The Supreme Court recently issued a unanimous opinion resolving a split in the circuit courts about what attorney fees courts can award for misconduct in litigation.

In this case, four members of the Haeger family sued the Goodyear Tire & Rubber Company and other defendants for personal injuries they suffered when “the family’s motorhome swerved off the road and flipped over.” The Haegers alleged that the accident was caused by a Goodyear tire that failed because it “was not designed to withstand the level of heat it generated” at high speeds.

Discovery took years. The Haegers repeatedly asked Goodyear to produce test results relating to its tires’ ability to withstand the heat produced by high-speed travel. Goodyear consistently refused. Eventually, the parties settled for an undisclosed amount.

Months later, the Haegers’ lawyer “learned from a newspaper article that, in another lawsuit … Goodyear had disclosed a set of test results he had never seen.” Goodyear “conceded withholding the information” despite the Haegers’ repeated requests for it.

The Haegers returned to court seeking attorneys’ fees for bad-faith discovery fraud. The district court held that this case was “truly egregious.” It awarded the Haegers the entire $2.7 million they had spent since the “first dishonest discovery response.” “Perhaps sensing thin ice,” the district court also designated a contingent award of $2 million, discounting $700,000 that the Haegers had spent litigating against other defendants and establishing their damages, in case the Ninth Circuit reduced its award.

Goodyear appealed, but a divided Ninth Circuit agreed with the lower court. However, the Supreme Court granted Goodyear’s appeal to resolve the circuit courts’ split. Each of the courts involved took a “harsh” view of Goodyear’s actions.

Justice Elena Kagan began the Supreme Court’s analysis by noting that federal courts possess certain “inherent powers.” These powers include being able to create a sanction for conduct [that] abuses the judicial process.” However, that inherent authority is limited to reimbursing the harmed victim, not punishing the offending party.

The Supreme Court also pointed out that while a district court has “broad discretion” to determine an award, there must be a causal link between a party’s misbehavior and awarded legal fees. In short, a sanction must be “limited to the fees the innocent party incurred solely because of the misconduct — or put another way, to the fees a party would not have incurred but for the bad faith.” Courts must therefore “assess and allocate specific litigation expenses” and evaluate whether the misconduct caused each expense.
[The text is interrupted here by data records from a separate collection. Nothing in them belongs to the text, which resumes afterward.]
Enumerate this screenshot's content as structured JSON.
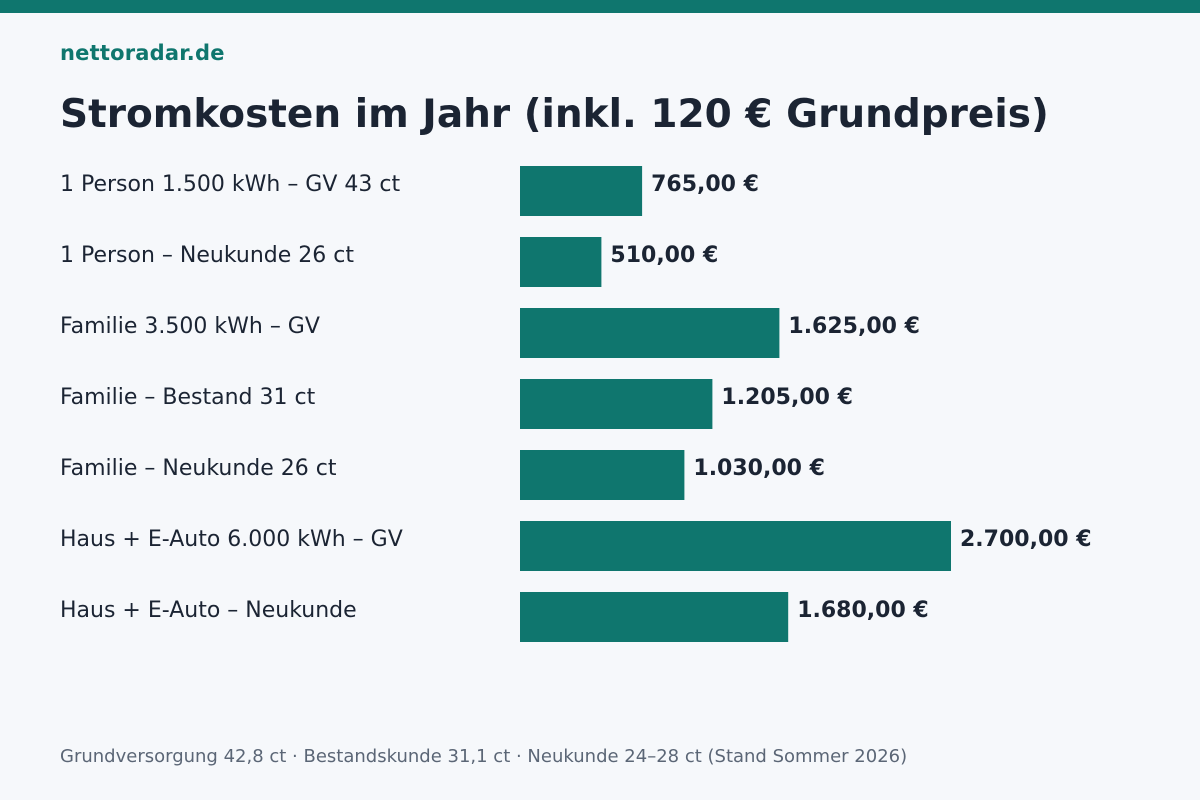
{
  "brand": "nettoradar.de",
  "colors": {
    "accent": "#0f766e",
    "background": "#f6f8fb",
    "text": "#1b2433",
    "muted": "#5b6676"
  },
  "chart_data": {
    "type": "bar",
    "orientation": "horizontal",
    "title": "Stromkosten im Jahr (inkl. 120 € Grundpreis)",
    "categories": [
      "1 Person 1.500 kWh – GV 43 ct",
      "1 Person – Neukunde 26 ct",
      "Familie 3.500 kWh – GV",
      "Familie – Bestand 31 ct",
      "Familie – Neukunde 26 ct",
      "Haus + E-Auto 6.000 kWh – GV",
      "Haus + E-Auto – Neukunde"
    ],
    "values": [
      765,
      510,
      1625,
      1205,
      1030,
      2700,
      1680
    ],
    "value_labels": [
      "765,00 €",
      "510,00 €",
      "1.625,00 €",
      "1.205,00 €",
      "1.030,00 €",
      "2.700,00 €",
      "1.680,00 €"
    ],
    "xlim": [
      0,
      2700
    ],
    "grid": false,
    "legend": "none"
  },
  "footnote": "Grundversorgung 42,8 ct · Bestandskunde 31,1 ct · Neukunde 24–28 ct (Stand Sommer 2026)"
}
The Supreme Court decided that, because the district court “granted legal fees beyond those resulting from the litigation misconduct” without requiring a “causal link,” then “its award cannot stand.” The Supreme Court also noted that the circuit court used the incorrect standard: it applied a “temporal limitation, not a causal one.”

It is true that in “exceptional cases,” a court can shift all the fees “in one fell swoop.” To do so, however, the injured party must prove that, without the misconduct, the litigation would have ended. Here, the Haegers failed to demonstrate that the case would have settled the moment they received the withheld results.

Because the “sanctioning court must determine which fees were incurred … solely because of … the misconduct at issue,” the Supreme Court held that neither lower court “used the correct legal standard.”

Finally, the Haegers argued that Goodyear waived any objection to the $2 million contingent award. Because Goodyear did not address that argument before the circuit court, the Supreme Court refused to consider it.

Therefore, the Supreme Court reversed and remanded the case for the Ninth Circuit to assess the “possibility of waiver.” Absent a waiver, the district court “must reassess fees in line with a but-for causation requirement.”

Takeaways to ensure above-board ediscovery

If you move for sanctions under the court’s inherent authority — such as after the resolution of a case — show the costs that are caused by the misconduct and explain the linkage. To argue that expenses after a certain point are due to the misconduct, you must establish that the case would have settled at that point absent the misconduct.

Additionally, if you suspect that another party is violating its discovery obligations, you may not want to settle.